Silent Control | Thriller
Eliten hegten seit jeher den Traum, den menschlichen Geist zu beherrschen. Dass sie das bereits mit aller Gewalt tun, siehst du ja an der Konzentration gewinnorientierter Medien. Vor vierzig Jahren gab es zweihundertfünfzig verschiedene Verlage und Medienkonzerne in unserem Land. Heute sind es gerade mal eine Hand voll. Praktisch halten sie das Monopol der öffentlichen Meinung.«
Die junge Frau servierte den Kaffee. Smiths’ Hände zitterten deutlich stärker, als er die Tasse zum Mund führte.
»Bringen Sie mir auch noch einen doppelten Whisky.«
»Muss das sein?«, fragte Kilian. Er nestelte am Kragen seines Polohemds herum.
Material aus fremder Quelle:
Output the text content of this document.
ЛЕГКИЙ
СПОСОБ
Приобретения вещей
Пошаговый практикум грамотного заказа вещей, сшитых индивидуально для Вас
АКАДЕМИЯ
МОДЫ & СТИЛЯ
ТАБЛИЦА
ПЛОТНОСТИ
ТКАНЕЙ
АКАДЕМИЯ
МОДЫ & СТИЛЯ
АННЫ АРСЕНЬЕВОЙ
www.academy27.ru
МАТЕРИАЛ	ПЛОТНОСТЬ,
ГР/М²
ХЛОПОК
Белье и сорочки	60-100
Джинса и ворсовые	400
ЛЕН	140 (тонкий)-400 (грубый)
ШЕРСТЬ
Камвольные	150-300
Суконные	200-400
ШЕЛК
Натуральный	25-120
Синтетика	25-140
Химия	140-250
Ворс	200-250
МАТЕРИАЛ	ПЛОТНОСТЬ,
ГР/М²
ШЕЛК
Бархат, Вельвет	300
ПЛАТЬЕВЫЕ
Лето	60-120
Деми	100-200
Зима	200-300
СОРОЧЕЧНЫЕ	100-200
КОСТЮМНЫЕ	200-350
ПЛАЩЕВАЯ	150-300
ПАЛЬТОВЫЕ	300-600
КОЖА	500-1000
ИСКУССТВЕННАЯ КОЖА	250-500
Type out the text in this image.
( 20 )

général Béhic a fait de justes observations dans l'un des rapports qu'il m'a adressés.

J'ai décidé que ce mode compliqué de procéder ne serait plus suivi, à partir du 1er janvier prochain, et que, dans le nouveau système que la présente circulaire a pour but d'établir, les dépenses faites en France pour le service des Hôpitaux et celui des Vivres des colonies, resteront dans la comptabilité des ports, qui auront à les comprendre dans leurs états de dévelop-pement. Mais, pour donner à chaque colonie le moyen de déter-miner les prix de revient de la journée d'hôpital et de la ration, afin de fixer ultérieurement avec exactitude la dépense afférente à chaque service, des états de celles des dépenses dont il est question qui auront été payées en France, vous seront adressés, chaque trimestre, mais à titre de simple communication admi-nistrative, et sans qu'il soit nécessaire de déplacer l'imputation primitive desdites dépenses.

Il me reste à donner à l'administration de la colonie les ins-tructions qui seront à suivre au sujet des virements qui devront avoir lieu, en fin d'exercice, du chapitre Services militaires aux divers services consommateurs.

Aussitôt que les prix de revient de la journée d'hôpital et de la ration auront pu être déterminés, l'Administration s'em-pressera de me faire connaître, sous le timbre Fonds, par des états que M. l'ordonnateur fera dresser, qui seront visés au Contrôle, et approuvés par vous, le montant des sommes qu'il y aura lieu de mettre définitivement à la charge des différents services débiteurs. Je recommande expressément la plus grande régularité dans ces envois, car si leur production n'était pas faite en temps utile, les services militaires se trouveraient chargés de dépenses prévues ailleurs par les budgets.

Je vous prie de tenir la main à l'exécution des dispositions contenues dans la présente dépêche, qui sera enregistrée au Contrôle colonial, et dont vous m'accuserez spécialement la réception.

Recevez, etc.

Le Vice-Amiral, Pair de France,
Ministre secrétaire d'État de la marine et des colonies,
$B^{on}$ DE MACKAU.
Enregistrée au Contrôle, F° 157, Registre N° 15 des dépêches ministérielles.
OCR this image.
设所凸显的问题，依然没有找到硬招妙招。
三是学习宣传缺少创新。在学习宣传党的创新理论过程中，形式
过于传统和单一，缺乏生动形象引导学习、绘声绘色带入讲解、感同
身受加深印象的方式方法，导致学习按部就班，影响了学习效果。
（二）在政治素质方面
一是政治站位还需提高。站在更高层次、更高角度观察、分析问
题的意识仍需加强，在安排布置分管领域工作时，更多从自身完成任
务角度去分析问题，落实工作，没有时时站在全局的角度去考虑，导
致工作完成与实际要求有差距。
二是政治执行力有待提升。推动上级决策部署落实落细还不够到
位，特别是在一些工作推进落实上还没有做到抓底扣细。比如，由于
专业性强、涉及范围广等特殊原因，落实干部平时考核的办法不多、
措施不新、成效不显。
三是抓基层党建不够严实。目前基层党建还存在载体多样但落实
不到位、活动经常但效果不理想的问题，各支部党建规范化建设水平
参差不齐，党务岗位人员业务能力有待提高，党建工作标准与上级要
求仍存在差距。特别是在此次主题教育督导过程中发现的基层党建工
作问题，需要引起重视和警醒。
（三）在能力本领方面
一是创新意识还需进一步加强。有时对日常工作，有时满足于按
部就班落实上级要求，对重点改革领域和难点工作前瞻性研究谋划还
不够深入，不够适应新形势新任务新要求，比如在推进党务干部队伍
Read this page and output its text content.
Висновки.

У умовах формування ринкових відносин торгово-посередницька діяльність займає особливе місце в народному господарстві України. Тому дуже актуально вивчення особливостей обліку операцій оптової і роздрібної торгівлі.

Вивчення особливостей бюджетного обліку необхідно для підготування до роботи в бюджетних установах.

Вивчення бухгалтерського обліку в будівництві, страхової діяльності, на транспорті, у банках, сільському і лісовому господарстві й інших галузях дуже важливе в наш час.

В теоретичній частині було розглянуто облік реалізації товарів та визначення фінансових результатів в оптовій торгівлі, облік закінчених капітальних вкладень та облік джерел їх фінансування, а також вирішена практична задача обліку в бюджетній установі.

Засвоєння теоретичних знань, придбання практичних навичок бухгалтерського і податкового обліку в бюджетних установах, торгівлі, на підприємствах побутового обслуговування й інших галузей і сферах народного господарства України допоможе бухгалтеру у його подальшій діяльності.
»Ja, muss es«, insistierte sein alter Freund. »So, weiter im Text. Das alleine dürfte bestimmten Interessengruppen nicht gereicht haben, und hier kommt das Tavistock Institute in London ins Spiel. Von dem Laden gingen schon einige Strategien zur Manipulation der öffentlichen Meinung aus. Sie wurden von der Mehrheit unserer intellektuellen Eliten dankbar übernommen. Dazu gehörte die Taktik, Probleme in den Nachrichten immer so zu gestalten, als könnten nur bestimmte Politiker sie lösen. Das Ziel ist es, Angst zu erzeugen, eine ständige Schockstarre. Das ist bis heute die wichtigste Aufgabe der Medien.«
In Kilians Kopf flammte ein migräneartiger Schmerz auf. »Du meinst die sogenannte Konsensfabrik? Torben hat sich da ziemlich reingesteigert …«
»Ja, genau. Das Geschäft mit der Manipulation der Meinung beherrschen die Machthaber schon lange.« Smith wurde lebhafter. »Viel wichtiger – oder sagen wir: effektiver – ist es jedoch, wenn du gleich die Führer beeinflussen kannst. Deshalb wurden Filterstrukturen geschaffen, um ausschließlich loyales Personal an die politische Macht zu bringen. Gekaufte Politiker, um genau zu sein. Gezielte Wahlkampfspenden, frisierte Meinungsumfragen und inszenierte Skandale taten ihr Übriges.«
Kilian rieb sich seinen hämmernden Kopf. Das waren Erklärungen, die er bisher als weltfremde Gerüchte abgetan hatte. Aus dem Mund von Smith klangen sie alles andere als weltfremd, eher beängstigend real.
Gierig nahm sich der alte Journalist das Glas, das die Barfrau vor ihm hingestellt hatte. Bevor er weitersprach, trank er einen Schluck. »Schaffst du es, die Führer zu lenken, und zwar mit oder ohne ihre bewusste Kooperation, beeinflusst du automatisch die Gruppe, die sie führen. So die Theorie.« Wieder nahm er einen Schluck. »Ah, tut das gut.« Er schüttelte sich wie ein nasser Hund. »Kurz: Die Wähler werden mit Angst regiert. Resignation ist eine tolle Waffe, um Menschen zu führen. Man darf es nur nicht übertreiben, wie die Finanzkrise gezeigt hat. So, und nun ist dein Internet dran.«
Kilian verstand den Zusammenhang sofort. »Klar, ein unzensiertes Internet ist gleichbedeutend mit unabhängiger Meinungsbildung – Einsturzgefahr fürs alte System …«
Betroffen hielt er inne. Als hätte sich ein Nebel in seinem Hirn gelichtet, begriff er jetzt, dass Torben mit seinem Programm wohl die Strategie der Geheimdienste und ihrer Auftraggeber durchkreuzte. Und sich damit ebenso mächtige wie gefährliche Gegner eingehandelt hatte.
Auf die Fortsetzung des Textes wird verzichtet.